Deuxièmement, le marché lui-même est en constante mutation. Dans nos appels d’offres, on constate notamment que les questions liées à la consommation d'énergie représentent désormais plus de 20 % des exigences de nos clients. Une tendance qui ne fera que croître dans les années à venir.
Pour naviguer dans ce nouvel environnement, bénéficier d’un accompagnement devient non pas un luxe, mais bien une nécessité stratégique. L’expertise à la fois technique, méthodologique et réglementaire apportée par des experts fait bien souvent toute la différence entre une transformation réussie et une occasion manquée.
Quelques actions concrètes peuvent cependant être mises en place par les entreprises sans trop d’efforts :
- Gouvernance : déployer une stratégie globale de réduction des coûts liés à la stratégie RSE de l’entreprise applicable au système d’information, dont le cloud.
- Énergies renouvelables : choisir des fournisseurs qui utilisent des datacenters alimentés par des énergies renouvelables.
- Éco-conception : s’appuyer sur une approche d’éco-conception dès la phase de design des services cloud, dans le cadre d’une mise en place ou d’une transformation cloud.
- Orchestration intelligente : favoriser l’allocation intelligente des ressources (IaaS/PaaS) par la mise en place de l’automatisation du cycle de vie des ressources (Infra As Code, Teraform par exemple), le tout associé à la flexibilité offerte par le cloud (right sizing/auto scalling).
- Gestion du cycle de vie des ressources : mettre en place des stratégies de mise hors service automatique des instances inutilisées, et ajuster les capacités en fonction de la demande.
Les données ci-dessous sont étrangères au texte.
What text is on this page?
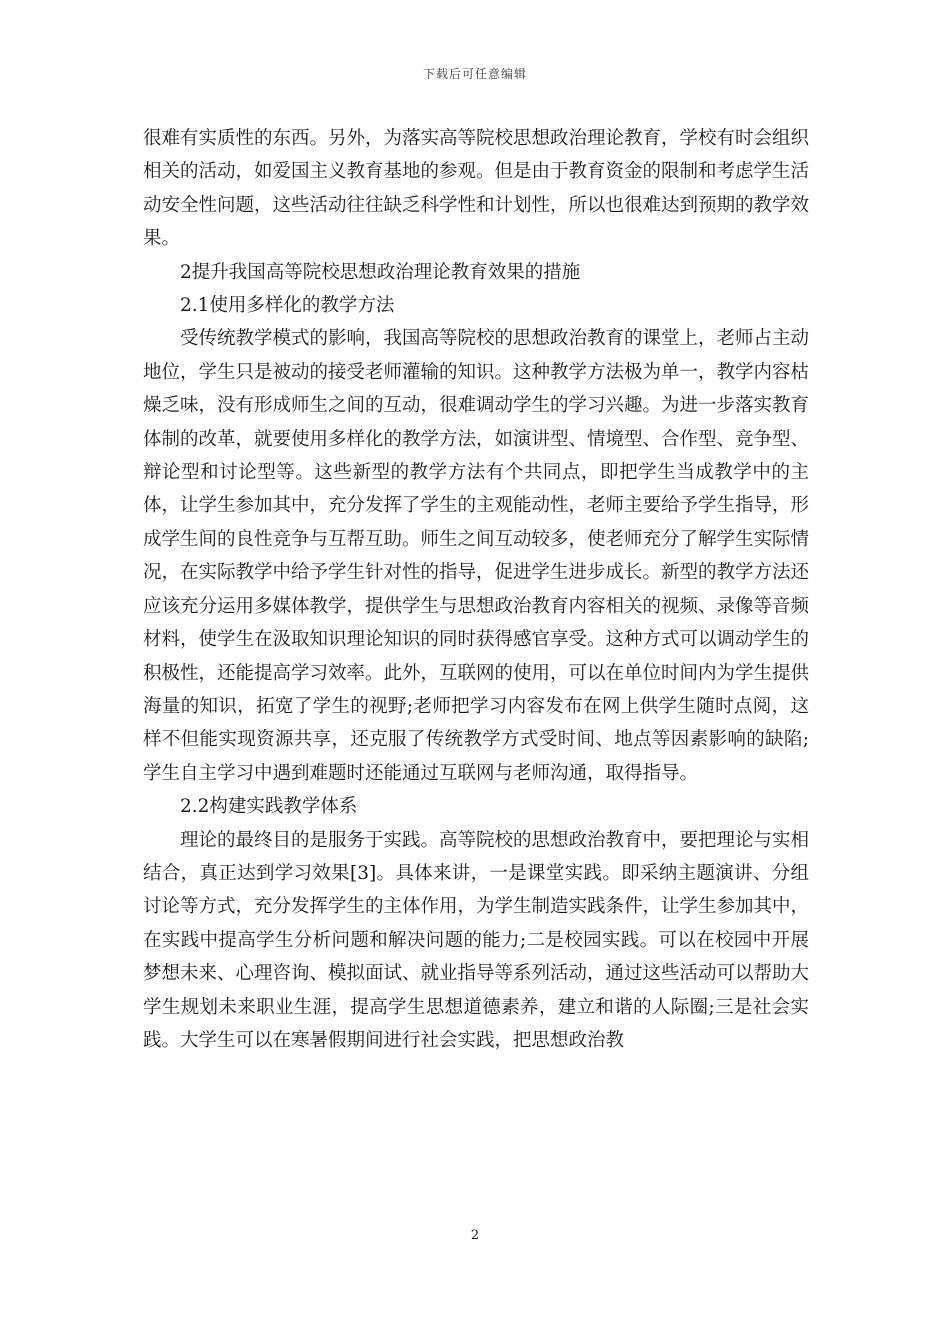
下载后可任意编辑

很难有实质性的东西。另外，为落实高等院校思想政治理论教育，学校有时会组织相关的活动，如爱国主义教育基地的参观。但是由于教育资金的限制和考虑学生活动安全性问题，这些活动往往缺乏科学性和计划性，所以也很难达到预期的教学效果。

2提升我国高等院校思想政治理论教育效果的措施

2.1使用多样化的教学方法

受传统教学模式的影响，我国高等院校的思想政治教育的课堂上，老师占主动地位，学生只是被动的接受老师灌输的知识。这种教学方法极为单一，教学内容枯燥乏味，没有形成师生之间的互动，很难调动学生的学习兴趣。为进一步落实教育体制的改革，就要使用多样化的教学方法，如演讲型、情境型、合作型、竞争型、辩论型和讨论型等。这些新型的教学方法有个共同点，即把学生当成教学中的主体，让学生参加其中，充分发挥了学生的主观能动性，老师主要给予学生指导，形成学生间的良性竞争与互帮互助。师生之间互动较多，使老师充分了解学生实际情况，在实际教学中给予学生针对性的指导，促进学生进步成长。新型的教学方法还应该充分运用多媒体教学，提供学生与思想政治教育内容相关的视频、录像等音频材料，使学生在汲取知识理论知识的同时获得感官享受。这种方式可以调动学生的积极性，还能提高学习效率。此外，互联网的使用，可以在单位时间内为学生提供海量的知识，拓宽了学生的视野;老师把学习内容发布在网上供学生随时点阅，这样不但能实现资源共享，还克服了传统教学方式受时间、地点等因素影响的缺陷;学生自主学习中遇到难题时还能通过互联网与老师沟通，取得指导。

2.2构建实践教学体系

理论的最终目的是服务于实践。高等院校的思想政治教育中，要把理论与实相结合，真正达到学习效果[3]。具体来讲，一是课堂实践。即采纳主题演讲、分组讨论等方式，充分发挥学生的主体作用，为学生制造实践条件，让学生参加其中，在实践中提高学生分析问题和解决问题的能力;二是校园实践。可以在校园中开展梦想未来、心理咨询、模拟面试、就业指导等系列活动，通过这些活动可以帮助大学生规划未来职业生涯，提高学生思想道德素养，建立和谐的人际圈;三是社会实践。大学生可以在寒暑假期间进行社会实践，把思想政治教

2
Déployer de bonnes règles de « tagging » et de quotas sur les services associés aux organisations qui les consomment pour un suivi précis en temps réel.
- Virtualisation et conteneurisation : favoriser le déploiement de la virtualisation et surtout de la conteneurisation (Docker, Kubernetes) pour maximiser l’utilisation des ressources.
- Optimisation du stockage : Limiter la redondance excessive des données et archiver
efficacement pour réduire l’espace utilisé, mettre en place une approche de stockage hiérarchique en fonction des usages (tiering). - Calculateur carbone cloud : utilisation d’outils pour mesurer et ajuster les émissions de carbone.
- FinOps : Mettre en place une stratégie FinOps outillée permettant un pilotage fin des coûts.
Si l’on fait un focus sur l’IA, qui marque un changement majeur dans l’usage du cloud, les axes d’amélioration tournent principalement autour des axes suivants :
- Réduction de la charge de calcul en optimisant les modèles IA (quantification, pruning, distillation).
- Développent de modèles légers : utiliser des algorithmes plus efficaces comme les modèles IA sparsifiés pour réduire la consommation électrique.
- Déploiement Edge AI : effectuer le traitement IA sur des appareils locaux plutôt que sur le cloud, pour limiter les transferts énergivores.
- Inférence à l’échelle : mise en place d’outil de supervision des inférences permettant de piloter le rapport performance/prix/impact énergétique du passage à l’échelle des modèles d’IA.
À noter que les fournisseurs de datacenter et les hyperscalers ont d’ores et déjà entamé des actions pour réduire leur impact environnemental sur les domaines suivants :
- Utilisation d’énergie renouvelable.
- Manufacture des infrastructures utilisées, via une limitation des fournisseurs.
- Recyclage des plateformes hardware.
- Maintenance plus longue des plateformes.
- Réduction des coûts énergétiques (water cooling pour assurer le refroidissement des machines...).
- Gestion plus efficace des déchets...
Nul doute que dans la course à la sobriété numérique, les entreprises qui sauront mesurer avec précision et agir avec discernement prendront une longueur d'avance décisive.